Citadel of Fire
- Authors: Marc Summerlott and Bob Bledsaw
- First published: 1978

= Citadel of Fire =

Adventure for fantasy role-playing games

Citadel of Fire is an adventure for fantasy role-playing games published by Judges Guild in 1978.

==Plot summary==
Citadel of Fire is an adventure scenario intended for high-level player characters that takes place in a five-level dungeon located under the castle of a wizard.

Citadel of Fire is an adventure set in the Wizard's Tower consisting of 6 tower floors and a large 5-level dungeon. The adventure details each of the rooms and other features and includes a brief historical note to assist the Dungeon Master in determining how to run the scenario.

==Publication history==
Citadel of Fire was written by Marc Summerlott and Bob Bledsaw, and was published by Judges Guild in 1978 as a 32-page book.

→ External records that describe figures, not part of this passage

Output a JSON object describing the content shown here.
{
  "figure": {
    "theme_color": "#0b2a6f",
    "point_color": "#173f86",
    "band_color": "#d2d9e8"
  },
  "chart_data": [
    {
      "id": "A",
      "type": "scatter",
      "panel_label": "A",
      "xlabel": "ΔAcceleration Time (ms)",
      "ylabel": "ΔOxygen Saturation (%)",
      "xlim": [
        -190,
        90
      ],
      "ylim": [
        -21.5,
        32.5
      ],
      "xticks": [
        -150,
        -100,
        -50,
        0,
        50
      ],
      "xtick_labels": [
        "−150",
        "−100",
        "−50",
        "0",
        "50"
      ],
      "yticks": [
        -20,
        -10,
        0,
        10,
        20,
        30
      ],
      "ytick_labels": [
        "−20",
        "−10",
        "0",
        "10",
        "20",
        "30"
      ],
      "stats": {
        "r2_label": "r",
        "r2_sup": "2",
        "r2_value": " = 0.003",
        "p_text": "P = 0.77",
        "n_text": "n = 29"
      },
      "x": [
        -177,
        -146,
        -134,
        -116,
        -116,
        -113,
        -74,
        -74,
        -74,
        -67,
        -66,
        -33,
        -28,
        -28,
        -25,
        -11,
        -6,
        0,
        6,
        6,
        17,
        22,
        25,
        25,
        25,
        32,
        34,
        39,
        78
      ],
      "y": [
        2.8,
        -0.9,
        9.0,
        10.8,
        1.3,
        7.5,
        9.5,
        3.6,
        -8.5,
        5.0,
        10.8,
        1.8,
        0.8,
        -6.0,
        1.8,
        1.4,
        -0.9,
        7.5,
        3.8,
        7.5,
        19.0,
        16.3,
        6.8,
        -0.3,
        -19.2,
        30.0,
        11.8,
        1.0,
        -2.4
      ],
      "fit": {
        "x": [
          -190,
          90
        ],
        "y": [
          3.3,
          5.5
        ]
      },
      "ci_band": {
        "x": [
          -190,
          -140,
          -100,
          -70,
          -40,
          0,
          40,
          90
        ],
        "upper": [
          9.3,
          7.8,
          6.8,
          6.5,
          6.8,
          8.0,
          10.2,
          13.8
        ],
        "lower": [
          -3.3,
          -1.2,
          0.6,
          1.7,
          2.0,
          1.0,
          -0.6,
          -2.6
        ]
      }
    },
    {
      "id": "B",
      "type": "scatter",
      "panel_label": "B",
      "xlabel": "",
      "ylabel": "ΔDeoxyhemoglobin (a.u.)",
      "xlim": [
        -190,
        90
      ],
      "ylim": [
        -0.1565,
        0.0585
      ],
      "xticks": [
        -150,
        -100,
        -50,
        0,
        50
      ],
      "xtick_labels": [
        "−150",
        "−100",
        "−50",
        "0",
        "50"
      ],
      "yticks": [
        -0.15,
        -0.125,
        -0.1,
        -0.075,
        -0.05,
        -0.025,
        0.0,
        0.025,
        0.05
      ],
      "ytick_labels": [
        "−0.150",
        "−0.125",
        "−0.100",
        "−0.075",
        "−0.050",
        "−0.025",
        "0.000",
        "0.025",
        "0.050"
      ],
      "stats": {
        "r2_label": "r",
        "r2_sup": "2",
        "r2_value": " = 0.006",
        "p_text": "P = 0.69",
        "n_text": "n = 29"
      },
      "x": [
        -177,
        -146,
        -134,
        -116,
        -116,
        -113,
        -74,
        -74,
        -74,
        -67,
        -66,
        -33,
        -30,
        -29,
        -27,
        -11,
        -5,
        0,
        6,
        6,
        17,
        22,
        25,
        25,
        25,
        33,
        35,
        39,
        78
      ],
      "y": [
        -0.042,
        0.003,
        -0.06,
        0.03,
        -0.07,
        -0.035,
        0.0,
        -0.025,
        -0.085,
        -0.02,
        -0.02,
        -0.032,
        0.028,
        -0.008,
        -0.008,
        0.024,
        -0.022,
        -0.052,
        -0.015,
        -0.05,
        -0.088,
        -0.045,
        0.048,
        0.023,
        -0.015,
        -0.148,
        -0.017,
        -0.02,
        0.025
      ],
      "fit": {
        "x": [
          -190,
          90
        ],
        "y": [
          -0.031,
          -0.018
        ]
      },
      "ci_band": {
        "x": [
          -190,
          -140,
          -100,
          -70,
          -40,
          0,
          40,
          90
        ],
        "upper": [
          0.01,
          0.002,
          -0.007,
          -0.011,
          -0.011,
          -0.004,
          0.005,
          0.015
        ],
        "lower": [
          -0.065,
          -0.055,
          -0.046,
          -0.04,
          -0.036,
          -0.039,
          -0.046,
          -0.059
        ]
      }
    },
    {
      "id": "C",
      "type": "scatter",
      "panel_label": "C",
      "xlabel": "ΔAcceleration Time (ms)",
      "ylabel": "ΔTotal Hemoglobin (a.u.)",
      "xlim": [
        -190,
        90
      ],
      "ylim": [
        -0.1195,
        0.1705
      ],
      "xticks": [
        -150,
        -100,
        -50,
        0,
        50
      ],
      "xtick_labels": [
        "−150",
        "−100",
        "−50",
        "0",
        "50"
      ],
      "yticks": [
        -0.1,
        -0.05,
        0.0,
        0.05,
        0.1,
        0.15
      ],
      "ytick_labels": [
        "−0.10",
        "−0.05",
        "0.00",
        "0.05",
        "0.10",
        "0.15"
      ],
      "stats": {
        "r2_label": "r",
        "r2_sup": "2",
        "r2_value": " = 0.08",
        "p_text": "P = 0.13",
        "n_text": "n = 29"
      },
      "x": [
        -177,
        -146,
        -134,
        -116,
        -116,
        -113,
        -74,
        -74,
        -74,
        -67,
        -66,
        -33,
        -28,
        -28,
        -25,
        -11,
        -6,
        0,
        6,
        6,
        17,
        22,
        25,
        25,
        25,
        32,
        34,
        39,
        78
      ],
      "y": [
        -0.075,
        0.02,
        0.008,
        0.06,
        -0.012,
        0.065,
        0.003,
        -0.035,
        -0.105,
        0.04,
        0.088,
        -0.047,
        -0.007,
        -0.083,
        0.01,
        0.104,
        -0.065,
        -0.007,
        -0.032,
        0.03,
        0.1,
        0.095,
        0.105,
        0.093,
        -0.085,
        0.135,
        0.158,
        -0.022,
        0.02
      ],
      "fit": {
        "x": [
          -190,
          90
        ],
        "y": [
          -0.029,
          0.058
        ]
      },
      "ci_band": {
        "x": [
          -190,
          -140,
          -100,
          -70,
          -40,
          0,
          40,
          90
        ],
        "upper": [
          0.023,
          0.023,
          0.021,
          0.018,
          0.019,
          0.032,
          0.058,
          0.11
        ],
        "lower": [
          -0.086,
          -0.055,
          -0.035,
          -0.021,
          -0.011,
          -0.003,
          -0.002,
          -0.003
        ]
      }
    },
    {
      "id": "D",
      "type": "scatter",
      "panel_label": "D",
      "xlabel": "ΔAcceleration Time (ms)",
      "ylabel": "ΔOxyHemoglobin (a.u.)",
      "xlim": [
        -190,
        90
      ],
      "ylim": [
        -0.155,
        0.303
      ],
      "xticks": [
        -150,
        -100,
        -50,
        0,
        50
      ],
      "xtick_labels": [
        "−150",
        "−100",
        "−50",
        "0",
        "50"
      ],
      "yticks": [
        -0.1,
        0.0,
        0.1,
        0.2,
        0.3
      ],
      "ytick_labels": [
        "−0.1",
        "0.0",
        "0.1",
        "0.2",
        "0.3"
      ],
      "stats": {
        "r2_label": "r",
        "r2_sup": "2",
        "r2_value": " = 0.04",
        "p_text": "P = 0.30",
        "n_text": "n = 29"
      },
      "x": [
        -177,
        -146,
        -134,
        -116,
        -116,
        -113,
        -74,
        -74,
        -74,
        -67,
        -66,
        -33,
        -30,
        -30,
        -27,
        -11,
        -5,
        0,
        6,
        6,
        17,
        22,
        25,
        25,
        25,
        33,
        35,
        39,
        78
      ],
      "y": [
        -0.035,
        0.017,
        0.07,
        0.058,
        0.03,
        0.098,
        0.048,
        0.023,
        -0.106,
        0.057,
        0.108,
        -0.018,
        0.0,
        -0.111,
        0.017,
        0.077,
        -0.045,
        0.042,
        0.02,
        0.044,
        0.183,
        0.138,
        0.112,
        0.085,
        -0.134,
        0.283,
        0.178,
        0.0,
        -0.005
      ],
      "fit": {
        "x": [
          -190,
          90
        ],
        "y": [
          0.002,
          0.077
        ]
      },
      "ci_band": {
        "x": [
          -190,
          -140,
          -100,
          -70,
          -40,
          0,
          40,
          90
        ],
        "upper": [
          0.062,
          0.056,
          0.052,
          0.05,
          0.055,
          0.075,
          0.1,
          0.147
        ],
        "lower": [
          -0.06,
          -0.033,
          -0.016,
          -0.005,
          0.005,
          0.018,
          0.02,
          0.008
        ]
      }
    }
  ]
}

A cumulative sales listing shows that Citadel of Fire sold over 15,000 units by 1981.

==Reception==
 Don Turnbull reviewed Citadel of Fire for White Dwarf #9, and rated it a 6 out of 10. He commented that "Seeing – and being enormously impressed by – the recent TSR modules has rather spoiled me! In fact the outstanding quality of the TSR modules puts others into perspective as presentable, workable settings but not blessed with the thorough and meticulous approach which a product of outstanding quality must possess. The designer has done a workmanlike job, but I can't help feeling that there should by now be a number of 'amateur' designers who regularly produce scenarios of equal quality for the limited audience of their own players – things have progressed a great deal since Judges' Guild material first came on the market, yet the products of the Guild have remained at about the same quality level." He continued by saying "To a novice designer – particularly one not yet ready for the sophisticated, complexity and toughness of the TSR Modules [...] this will be a useful addition to the collection and a helpful guide to design. To those who can now count themselves as veterans this may appear as rather run-of-the-mill with little to justify the cost. For the player, it is quite a simple dungeon/setting to explore apart from the areas containing the Demons". Turnbull concluded his review by saying, "A useful product but not one which can now attract the praise which would have been heaped on it two years ago."

Patrick Amory reviewed Citadel of Fire for Different Worlds magazine and stated that "This one is another of the Guild's earlier releases. Based on an evil wizard's tower, it is a typical D&D adventure, with nothing special to single it out from the crowd. A competent GM should be able to turn out one of these with his eyes closed."